When people do not recognize their need to connect with God, or do have the various parts of their lives integrated with each other and with spiritual reality—the soul becomes lost. Dallas Willard said that the soul is not lost because its going to the wrong place; it may end up in the wrong place because its lost.

So the place to begin is simply to acknowledge that we have a soul. I’ve noticed that when the simple sentence: “You have a soul” is spoken to a roomful of people, they have a way of getting quiet.

In the book you say it’s the nature of the soul to need. What do you mean?

Pastor Ortberg: One of the classic books on Old Testament anthropology describes the soul as needy man. And, the idea is that the language of the soul reminds us that we exist before God, that we were made by God, and therefore we’re not self-sufficient. Ancient writers used to say that human beings are limited in every way except for one. We have an infinite capacity to desire more. And that’s the mirror image of God who has the infinite capacity to give to us, and so our souls always need, and what they need most is God.

How does “hurry” impede the healthy development of the soul?

Pastor Ortberg: Hurry blocks the development and health of the soul because the soul requires being rooted in the presence of God. And, hurry by its nature makes me unable to be fully present before God or fully present before other people. Hurry causes me to be conflicted and divided in my desires, and it causes my thoughts to jump around as Henri Nouwen used to say, “like a monkey in a banana tree.” There’s nothing that I can do that’s rooted in the kingdom when my soul is hurried.

What do you mean, “The soul is a ship that needs an anchor”?

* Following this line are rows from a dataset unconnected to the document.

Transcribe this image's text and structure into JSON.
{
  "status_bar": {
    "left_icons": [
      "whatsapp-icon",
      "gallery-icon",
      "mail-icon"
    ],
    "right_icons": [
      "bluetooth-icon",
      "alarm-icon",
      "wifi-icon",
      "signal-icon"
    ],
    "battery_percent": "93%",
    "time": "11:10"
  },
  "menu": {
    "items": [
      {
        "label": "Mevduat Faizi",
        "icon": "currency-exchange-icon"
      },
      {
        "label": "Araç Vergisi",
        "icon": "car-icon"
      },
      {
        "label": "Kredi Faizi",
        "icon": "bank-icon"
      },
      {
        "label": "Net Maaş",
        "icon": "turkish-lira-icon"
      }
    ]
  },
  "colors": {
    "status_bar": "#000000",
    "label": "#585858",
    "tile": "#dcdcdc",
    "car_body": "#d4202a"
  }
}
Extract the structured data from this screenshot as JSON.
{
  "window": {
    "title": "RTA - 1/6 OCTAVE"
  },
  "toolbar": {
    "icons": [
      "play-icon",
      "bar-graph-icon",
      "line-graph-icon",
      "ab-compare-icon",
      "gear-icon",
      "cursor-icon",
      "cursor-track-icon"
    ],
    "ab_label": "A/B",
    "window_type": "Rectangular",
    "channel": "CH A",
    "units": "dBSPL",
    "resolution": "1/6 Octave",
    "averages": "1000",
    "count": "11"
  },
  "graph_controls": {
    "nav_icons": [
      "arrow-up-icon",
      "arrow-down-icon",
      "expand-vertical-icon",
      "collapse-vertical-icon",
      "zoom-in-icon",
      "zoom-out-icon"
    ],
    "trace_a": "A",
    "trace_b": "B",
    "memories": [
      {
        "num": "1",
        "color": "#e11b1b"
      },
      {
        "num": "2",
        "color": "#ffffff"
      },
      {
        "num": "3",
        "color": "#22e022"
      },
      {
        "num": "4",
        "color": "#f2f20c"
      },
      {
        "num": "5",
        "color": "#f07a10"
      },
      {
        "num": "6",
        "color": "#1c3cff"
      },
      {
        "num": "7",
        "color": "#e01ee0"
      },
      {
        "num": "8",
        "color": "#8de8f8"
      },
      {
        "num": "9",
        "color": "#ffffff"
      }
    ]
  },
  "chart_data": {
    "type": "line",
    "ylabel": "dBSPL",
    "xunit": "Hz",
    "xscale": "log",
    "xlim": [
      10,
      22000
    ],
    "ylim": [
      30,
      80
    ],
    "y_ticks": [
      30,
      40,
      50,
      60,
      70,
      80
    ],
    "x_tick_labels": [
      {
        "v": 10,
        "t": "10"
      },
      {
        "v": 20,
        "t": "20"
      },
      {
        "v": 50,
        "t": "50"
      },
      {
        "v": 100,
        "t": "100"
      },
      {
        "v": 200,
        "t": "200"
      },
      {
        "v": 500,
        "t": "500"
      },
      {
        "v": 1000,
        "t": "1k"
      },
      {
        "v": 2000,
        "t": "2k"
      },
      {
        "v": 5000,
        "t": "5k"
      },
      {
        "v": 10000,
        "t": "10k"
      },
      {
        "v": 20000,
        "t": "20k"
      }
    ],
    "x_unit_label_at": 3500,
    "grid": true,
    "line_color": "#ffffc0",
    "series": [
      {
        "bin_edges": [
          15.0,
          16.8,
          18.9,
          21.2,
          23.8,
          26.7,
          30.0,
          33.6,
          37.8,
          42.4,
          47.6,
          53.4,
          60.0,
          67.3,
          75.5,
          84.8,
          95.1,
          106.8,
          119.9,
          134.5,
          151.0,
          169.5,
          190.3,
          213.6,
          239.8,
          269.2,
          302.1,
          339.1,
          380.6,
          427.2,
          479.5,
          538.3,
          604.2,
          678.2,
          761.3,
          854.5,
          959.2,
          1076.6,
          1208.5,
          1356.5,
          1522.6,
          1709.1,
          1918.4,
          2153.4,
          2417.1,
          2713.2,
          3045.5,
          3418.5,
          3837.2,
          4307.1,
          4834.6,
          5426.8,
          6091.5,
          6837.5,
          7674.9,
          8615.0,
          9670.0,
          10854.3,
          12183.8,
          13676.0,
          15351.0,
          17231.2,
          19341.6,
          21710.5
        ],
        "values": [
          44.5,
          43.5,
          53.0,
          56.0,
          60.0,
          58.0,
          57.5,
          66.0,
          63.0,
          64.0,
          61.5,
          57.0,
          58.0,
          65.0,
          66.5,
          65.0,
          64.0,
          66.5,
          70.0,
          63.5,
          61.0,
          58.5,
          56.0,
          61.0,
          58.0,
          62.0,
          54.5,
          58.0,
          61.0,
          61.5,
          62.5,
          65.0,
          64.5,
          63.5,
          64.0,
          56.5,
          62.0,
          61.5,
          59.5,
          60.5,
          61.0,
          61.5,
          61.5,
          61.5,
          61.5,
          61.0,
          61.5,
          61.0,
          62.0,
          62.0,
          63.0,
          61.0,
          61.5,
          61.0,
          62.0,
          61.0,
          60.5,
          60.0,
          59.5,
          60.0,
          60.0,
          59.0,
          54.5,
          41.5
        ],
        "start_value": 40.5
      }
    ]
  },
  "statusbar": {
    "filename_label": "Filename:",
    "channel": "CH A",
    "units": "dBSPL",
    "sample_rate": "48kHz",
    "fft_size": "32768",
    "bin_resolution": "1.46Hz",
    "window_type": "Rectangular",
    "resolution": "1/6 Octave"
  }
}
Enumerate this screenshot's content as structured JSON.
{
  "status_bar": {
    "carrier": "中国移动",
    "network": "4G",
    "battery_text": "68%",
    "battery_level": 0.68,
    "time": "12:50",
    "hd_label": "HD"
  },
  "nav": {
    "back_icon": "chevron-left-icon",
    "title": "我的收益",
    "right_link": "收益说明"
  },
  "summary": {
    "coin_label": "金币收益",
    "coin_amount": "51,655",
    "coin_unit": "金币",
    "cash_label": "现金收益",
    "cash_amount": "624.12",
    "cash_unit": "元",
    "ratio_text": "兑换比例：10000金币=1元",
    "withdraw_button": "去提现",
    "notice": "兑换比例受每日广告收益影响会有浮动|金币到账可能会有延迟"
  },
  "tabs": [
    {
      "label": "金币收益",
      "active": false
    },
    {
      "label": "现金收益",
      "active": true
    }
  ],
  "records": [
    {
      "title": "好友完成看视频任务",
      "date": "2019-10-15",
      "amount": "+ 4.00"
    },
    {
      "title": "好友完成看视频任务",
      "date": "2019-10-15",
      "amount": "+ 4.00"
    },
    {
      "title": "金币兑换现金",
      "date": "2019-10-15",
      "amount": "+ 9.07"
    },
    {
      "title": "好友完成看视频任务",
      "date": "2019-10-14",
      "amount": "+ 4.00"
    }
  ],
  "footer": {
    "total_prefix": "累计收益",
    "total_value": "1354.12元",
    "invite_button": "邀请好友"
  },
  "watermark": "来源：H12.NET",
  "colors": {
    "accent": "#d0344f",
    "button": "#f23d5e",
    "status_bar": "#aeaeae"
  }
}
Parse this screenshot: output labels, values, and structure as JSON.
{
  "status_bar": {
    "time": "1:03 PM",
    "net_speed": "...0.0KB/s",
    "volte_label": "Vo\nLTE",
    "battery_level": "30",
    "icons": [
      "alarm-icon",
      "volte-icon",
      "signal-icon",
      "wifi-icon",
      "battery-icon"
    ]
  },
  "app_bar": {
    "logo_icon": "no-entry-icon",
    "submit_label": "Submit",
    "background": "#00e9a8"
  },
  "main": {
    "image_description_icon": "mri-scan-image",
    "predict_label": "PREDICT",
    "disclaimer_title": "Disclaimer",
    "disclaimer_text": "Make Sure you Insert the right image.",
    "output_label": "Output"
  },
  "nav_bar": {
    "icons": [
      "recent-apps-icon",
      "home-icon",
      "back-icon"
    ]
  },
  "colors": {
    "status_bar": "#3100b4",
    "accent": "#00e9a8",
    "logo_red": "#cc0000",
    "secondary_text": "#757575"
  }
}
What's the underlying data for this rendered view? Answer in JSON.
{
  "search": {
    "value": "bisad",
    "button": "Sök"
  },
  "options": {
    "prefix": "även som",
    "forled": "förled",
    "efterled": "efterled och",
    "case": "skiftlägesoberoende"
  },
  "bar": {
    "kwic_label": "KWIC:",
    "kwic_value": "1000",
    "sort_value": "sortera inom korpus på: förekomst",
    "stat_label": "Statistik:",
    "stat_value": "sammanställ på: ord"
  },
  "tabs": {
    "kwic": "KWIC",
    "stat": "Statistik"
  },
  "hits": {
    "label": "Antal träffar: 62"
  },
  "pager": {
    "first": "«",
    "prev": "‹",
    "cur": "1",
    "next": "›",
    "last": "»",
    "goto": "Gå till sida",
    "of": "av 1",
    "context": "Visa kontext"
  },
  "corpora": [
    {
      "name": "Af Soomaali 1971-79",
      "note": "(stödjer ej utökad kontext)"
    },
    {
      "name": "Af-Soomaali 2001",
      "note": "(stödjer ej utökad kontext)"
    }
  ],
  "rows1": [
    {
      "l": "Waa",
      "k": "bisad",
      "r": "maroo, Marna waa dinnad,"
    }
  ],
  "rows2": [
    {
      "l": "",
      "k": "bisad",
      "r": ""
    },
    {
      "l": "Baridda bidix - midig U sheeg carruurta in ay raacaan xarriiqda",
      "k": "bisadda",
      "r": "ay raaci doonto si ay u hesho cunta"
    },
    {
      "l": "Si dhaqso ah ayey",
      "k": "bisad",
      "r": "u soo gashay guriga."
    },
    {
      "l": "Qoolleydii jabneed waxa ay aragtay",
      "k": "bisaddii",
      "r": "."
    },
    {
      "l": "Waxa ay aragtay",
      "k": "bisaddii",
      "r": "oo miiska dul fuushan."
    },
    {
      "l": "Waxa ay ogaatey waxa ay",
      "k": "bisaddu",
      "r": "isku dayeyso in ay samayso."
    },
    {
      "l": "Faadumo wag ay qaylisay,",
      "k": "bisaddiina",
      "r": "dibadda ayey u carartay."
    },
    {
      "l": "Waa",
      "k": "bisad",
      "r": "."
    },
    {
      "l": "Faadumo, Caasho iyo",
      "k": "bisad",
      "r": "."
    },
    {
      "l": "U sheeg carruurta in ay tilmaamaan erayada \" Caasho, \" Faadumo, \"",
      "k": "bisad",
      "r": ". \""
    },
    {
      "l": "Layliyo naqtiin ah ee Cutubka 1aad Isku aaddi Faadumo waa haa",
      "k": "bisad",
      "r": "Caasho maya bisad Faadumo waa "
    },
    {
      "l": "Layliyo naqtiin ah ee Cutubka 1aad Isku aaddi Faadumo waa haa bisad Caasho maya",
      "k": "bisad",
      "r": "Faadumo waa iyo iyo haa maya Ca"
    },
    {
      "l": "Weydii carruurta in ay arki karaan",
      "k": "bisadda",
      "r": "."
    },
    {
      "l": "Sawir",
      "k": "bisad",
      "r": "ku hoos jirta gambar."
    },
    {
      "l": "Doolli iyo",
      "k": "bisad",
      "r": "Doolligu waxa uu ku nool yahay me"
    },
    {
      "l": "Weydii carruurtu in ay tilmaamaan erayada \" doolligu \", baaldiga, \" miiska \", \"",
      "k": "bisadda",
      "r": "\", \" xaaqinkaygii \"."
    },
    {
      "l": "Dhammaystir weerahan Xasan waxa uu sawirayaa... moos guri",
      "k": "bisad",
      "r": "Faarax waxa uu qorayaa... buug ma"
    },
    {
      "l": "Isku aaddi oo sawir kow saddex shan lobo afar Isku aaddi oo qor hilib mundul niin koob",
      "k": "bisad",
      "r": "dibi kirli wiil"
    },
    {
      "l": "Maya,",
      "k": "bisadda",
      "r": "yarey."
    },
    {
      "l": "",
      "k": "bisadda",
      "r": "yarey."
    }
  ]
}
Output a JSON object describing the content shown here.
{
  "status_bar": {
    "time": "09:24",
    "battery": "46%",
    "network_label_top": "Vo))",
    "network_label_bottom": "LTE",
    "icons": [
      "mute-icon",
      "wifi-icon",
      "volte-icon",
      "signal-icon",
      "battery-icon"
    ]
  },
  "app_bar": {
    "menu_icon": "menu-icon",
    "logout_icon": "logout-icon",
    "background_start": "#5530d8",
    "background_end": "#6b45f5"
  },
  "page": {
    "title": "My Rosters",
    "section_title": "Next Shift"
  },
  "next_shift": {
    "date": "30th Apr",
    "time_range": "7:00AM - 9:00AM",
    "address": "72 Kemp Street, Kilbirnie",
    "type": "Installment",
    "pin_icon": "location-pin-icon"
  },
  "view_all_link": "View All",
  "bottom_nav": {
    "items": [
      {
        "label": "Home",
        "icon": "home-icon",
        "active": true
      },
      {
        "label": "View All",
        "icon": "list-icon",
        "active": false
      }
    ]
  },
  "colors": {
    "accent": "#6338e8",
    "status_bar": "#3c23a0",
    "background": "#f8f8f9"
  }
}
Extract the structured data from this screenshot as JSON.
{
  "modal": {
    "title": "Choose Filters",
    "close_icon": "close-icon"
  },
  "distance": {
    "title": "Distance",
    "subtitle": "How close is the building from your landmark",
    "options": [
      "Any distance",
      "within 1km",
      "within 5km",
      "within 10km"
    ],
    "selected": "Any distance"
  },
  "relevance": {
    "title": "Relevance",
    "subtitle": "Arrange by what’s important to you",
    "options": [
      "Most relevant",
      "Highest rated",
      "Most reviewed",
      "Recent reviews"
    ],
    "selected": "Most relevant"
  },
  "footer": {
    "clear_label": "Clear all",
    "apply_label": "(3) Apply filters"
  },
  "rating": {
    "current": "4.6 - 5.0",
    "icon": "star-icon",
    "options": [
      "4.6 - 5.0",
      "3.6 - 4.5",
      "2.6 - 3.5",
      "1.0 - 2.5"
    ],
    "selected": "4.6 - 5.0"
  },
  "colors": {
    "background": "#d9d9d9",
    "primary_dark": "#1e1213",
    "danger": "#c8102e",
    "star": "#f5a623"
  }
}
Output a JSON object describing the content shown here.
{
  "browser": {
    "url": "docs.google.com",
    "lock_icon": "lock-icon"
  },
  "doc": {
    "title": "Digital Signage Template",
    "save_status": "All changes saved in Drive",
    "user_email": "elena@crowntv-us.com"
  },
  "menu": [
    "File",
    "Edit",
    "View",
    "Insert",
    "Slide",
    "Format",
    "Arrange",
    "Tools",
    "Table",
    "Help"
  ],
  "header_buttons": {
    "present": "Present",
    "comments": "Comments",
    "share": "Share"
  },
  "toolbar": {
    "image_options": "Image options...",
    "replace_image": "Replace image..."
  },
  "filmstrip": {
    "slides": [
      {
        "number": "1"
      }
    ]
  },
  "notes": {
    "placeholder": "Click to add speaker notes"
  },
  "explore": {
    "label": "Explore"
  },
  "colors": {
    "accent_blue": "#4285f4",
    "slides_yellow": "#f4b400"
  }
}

Pastor Ortberg: The soul has to stay rooted. Our souls, because they mostly lie beyond our conscious control, can easily drift and slide along. We see this with many people and often with ourselves. We go from moment to moment, day to day without being clear about our deepest values, without being truly grateful for this day that we have received without being rooted in God. And the soul that is anchored in God is the only soul that can find peace.

Bio: John Ortberg is senior pastor at Menlo Park Presbyterian Church (@MPPC_ODC) in Menlo Park, Calif. He’s the bestselling author of When the Game Is Over, It All Goes Back in the Box; The Life You’ve Always Wanted; and If You Want to Walk on Water, You’ve Got to Get Out of the Boat. He and his wife Nancy have three children.